March 28, 2024

The City of San Francisco’s arts budget is funded by millions from a special hotel tax, but those who run San Francisco Grants for the Arts (SFGFTA) are making sure that not one dime of it gets to hillbillies, rockers, punks, rappers, sonic outlaws, struggling clubs or, heaven forbid, music’s cutting edge.  Sadly, the SFGFTA web page that lists its 2008-’09 music grants displays a clear bias toward classical music, which raises the question of whether The City funds music as art or simply promotes musical elitism to the tune of $3.5 million.  By comparison, SFGFTA does seem to spread the wealth around for the other arts.  They granted the Samoan Flag Day parade $11,100, for example, but when it comes to music grants, from the American Bach Soloists to Volti, the agency funds classical music and not much else.

SFGFTA Dilettante

SFGFTA granted $3.5 million to 50 music organizations in 2008-’09.  Of those 50, the opera and the symphony devoured 51% of the budget, so for practical purposes SFGFTA gave $1.7 million to 48 organizations, averaging $35,000 per grant.

Considering the quantity of music-related endeavors in SF, SFGFTA is putting great sums on tax dollars into a narrow group of organizations that artlessly repeat the same-old, same-old year-after-year.  Imagine dividing $1.7 million among 500 songwriters, composers, mixmasters, small stages and nonprofits.  $3400 in each of those 500 hands would make San Francisco the creative music capital of the world, but that’s not the way SFGFTA thinks.

Their list of grant recipients reads like a who’s who of classical music snobbery with chamber orchestras aplenty, mid-summer Mozart (like the world really needs another one of those), and choral groups up the proverbial wazoo.  90% of the grantees are classicists and the rest are ever-so-PC ethnic and G/L/B/T groups of which the majority of them are both PC and classicist.  A grant hopeful who walked into SFGFTA with a Telecaster, twin turntables or a banjo could expect little more than a lash or two from Michael Tilson Thomas’ baton.

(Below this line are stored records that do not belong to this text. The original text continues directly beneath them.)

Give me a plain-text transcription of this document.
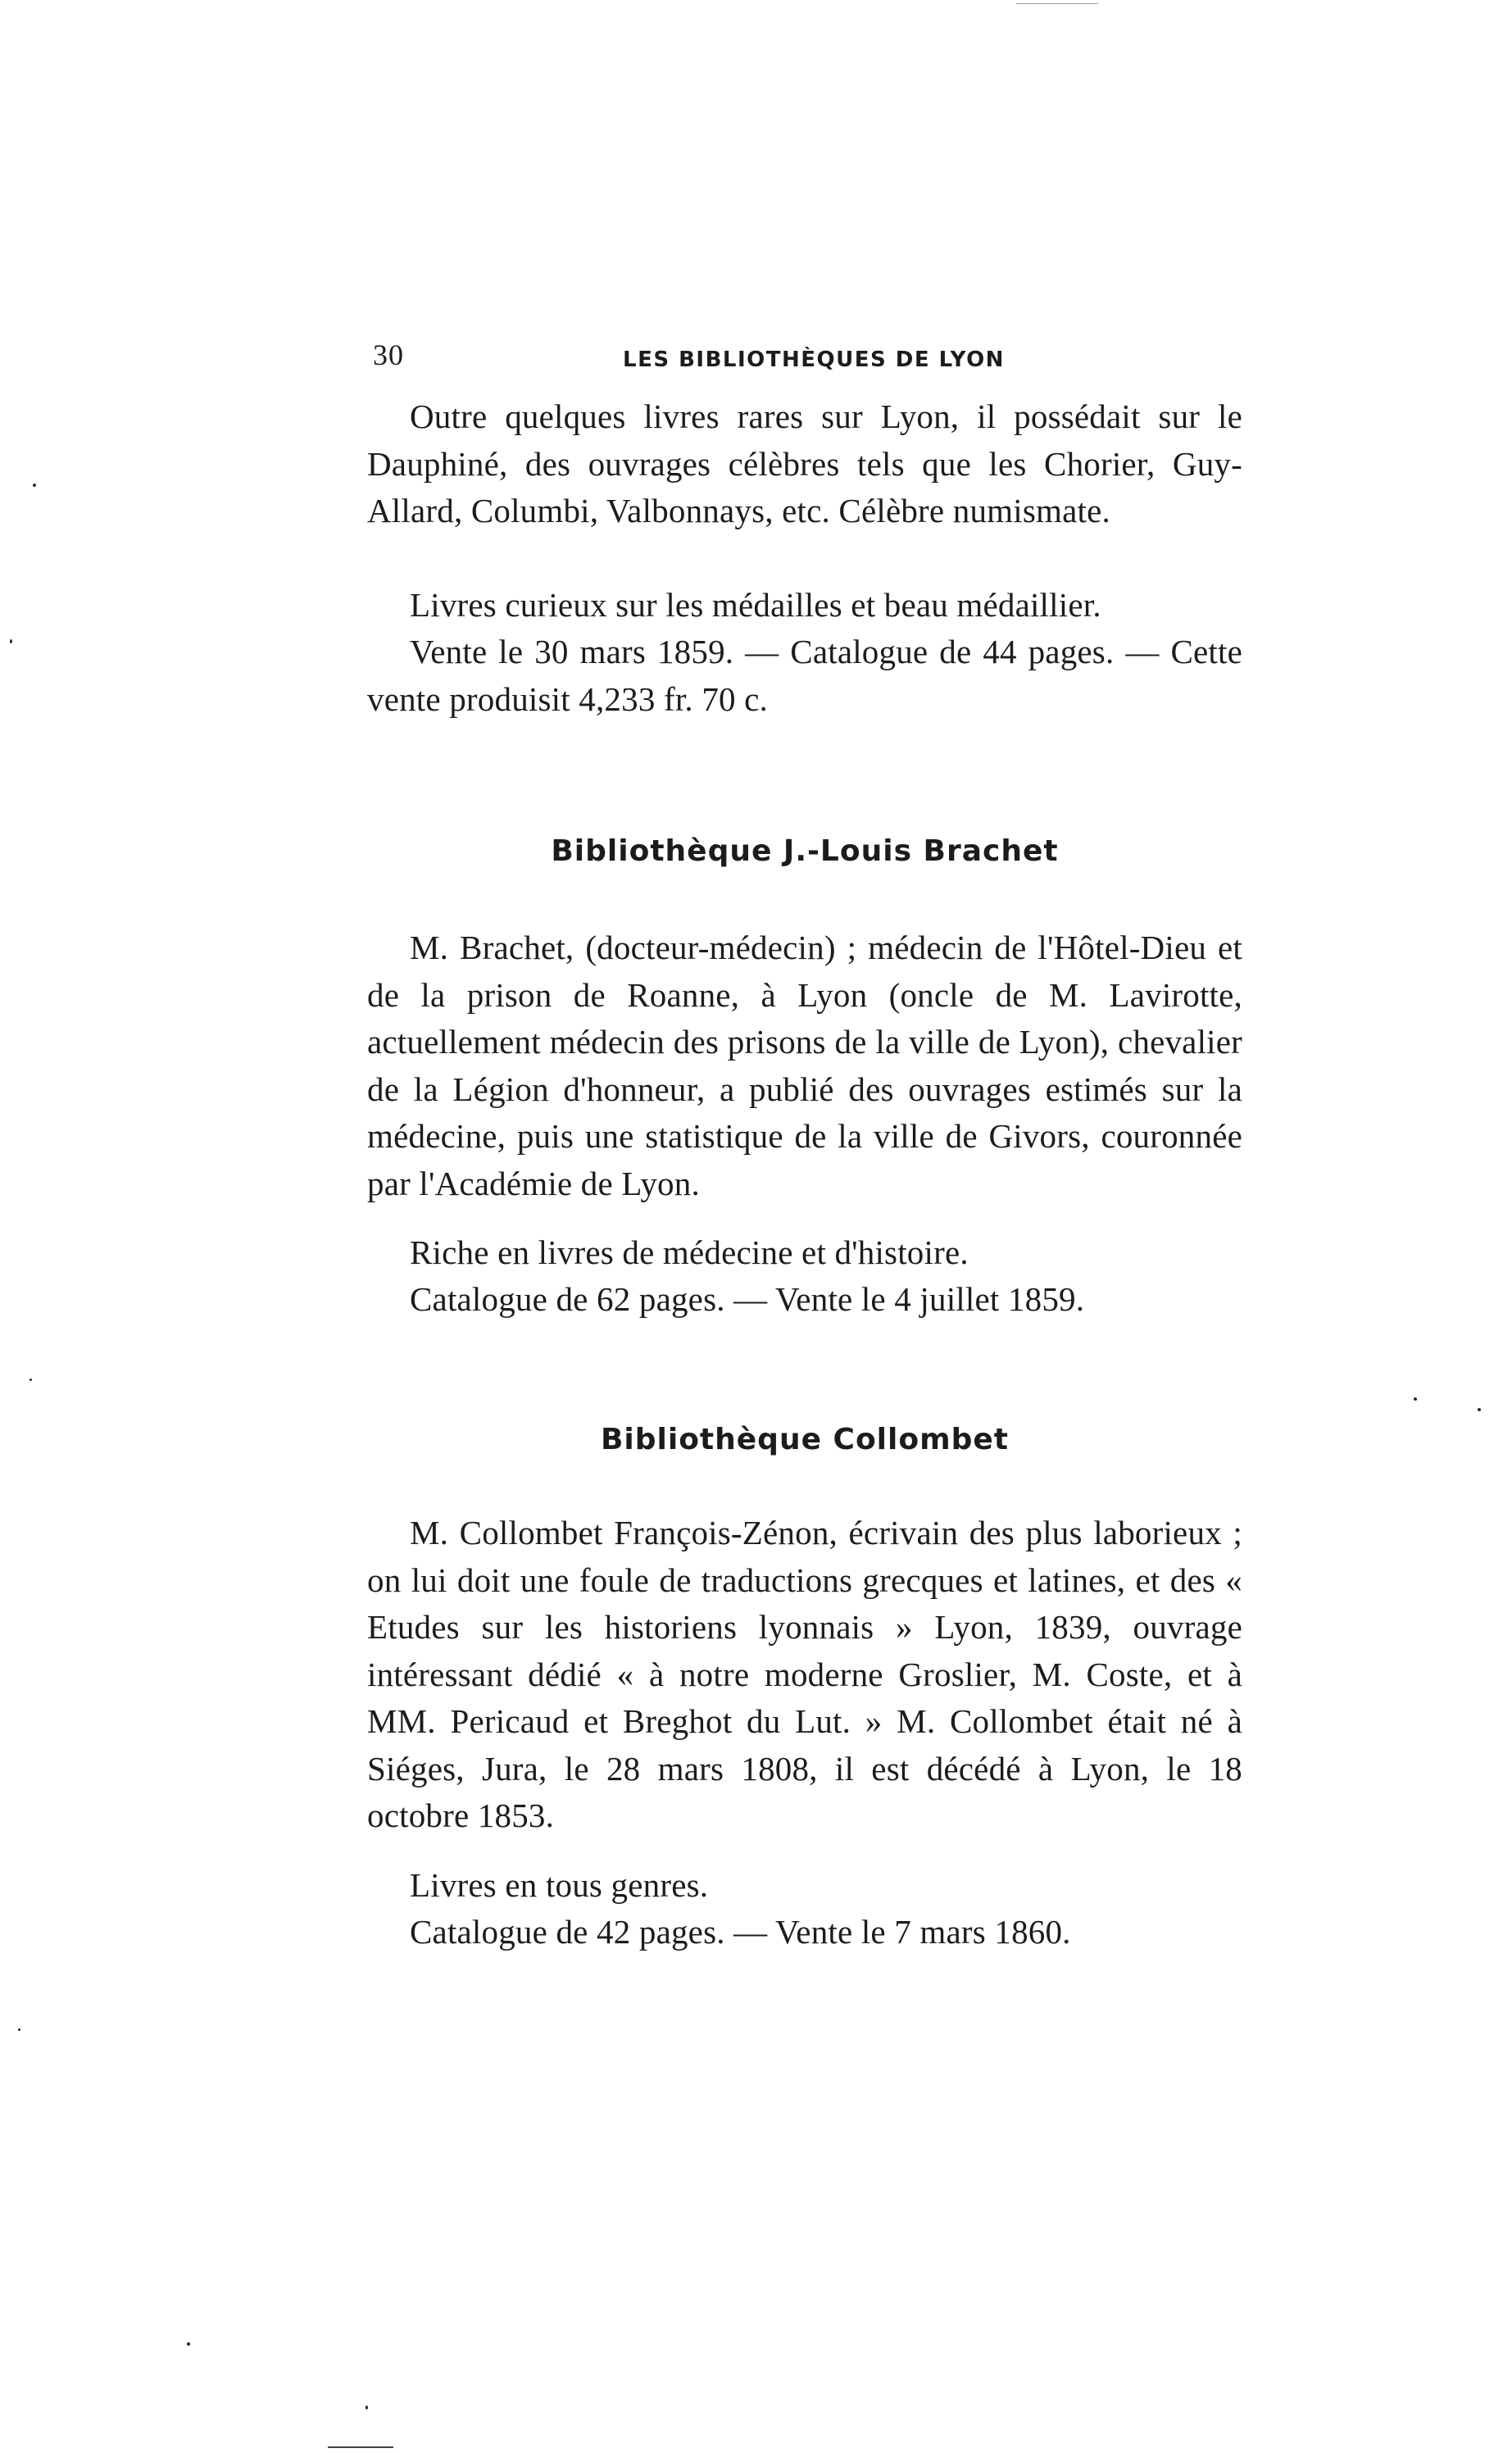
30	LES BIBLIOTHÈQUES DE LYON

Outre quelques livres rares sur Lyon, il possédait sur le Dauphiné, des ouvrages célèbres tels que les Chorier, Guy-Allard, Columbi, Valbonnays, etc. Célèbre numismate.

Livres curieux sur les médailles et beau médaillier.

Vente le 30 mars 1859. — Catalogue de 44 pages. — Cette vente produisit 4,233 fr. 70 c.

Bibliothèque J.-Louis Brachet

M. Brachet, (docteur-médecin) ; médecin de l'Hôtel-Dieu et de la prison de Roanne, à Lyon (oncle de M. Lavirotte, actuellement médecin des prisons de la ville de Lyon), chevalier de la Légion d'honneur, a publié des ouvrages estimés sur la médecine, puis une statistique de la ville de Givors, couronnée par l'Académie de Lyon.

Riche en livres de médecine et d'histoire.

Catalogue de 62 pages. — Vente le 4 juillet 1859.

Bibliothèque Collombet

M. Collombet François-Zénon, écrivain des plus laborieux ; on lui doit une foule de traductions grecques et latines, et des « Etudes sur les historiens lyonnais » Lyon, 1839, ouvrage intéressant dédié « à notre moderne Groslier, M. Coste, et à MM. Pericaud et Breghot du Lut. » M. Collombet était né à Siéges, Jura, le 28 mars 1808, il est décédé à Lyon, le 18 octobre 1853.

Livres en tous genres.

Catalogue de 42 pages. — Vente le 7 mars 1860.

A Citizen’s Advisory Committee (CAC) is responsible for grant decision making, but they are merely acting on the will of those who appointed them.  The key to this unfortunate situation lies in the control of the San Francisco Arts Commission, which is over-populated with social and political hobnobbers.  It is their members’ tastes that ultimately determine what deserves a music grant and what does not.  Hoi polloi pack SF’s Art Commission, place their proxies in the CAC, and group-think their social agendas into art.  Thus it becomes more important to spend $1,800,000 to assure opening night galas at the opera and symphony than to put $3500 into the hands of someone who might create something more than a musical retread.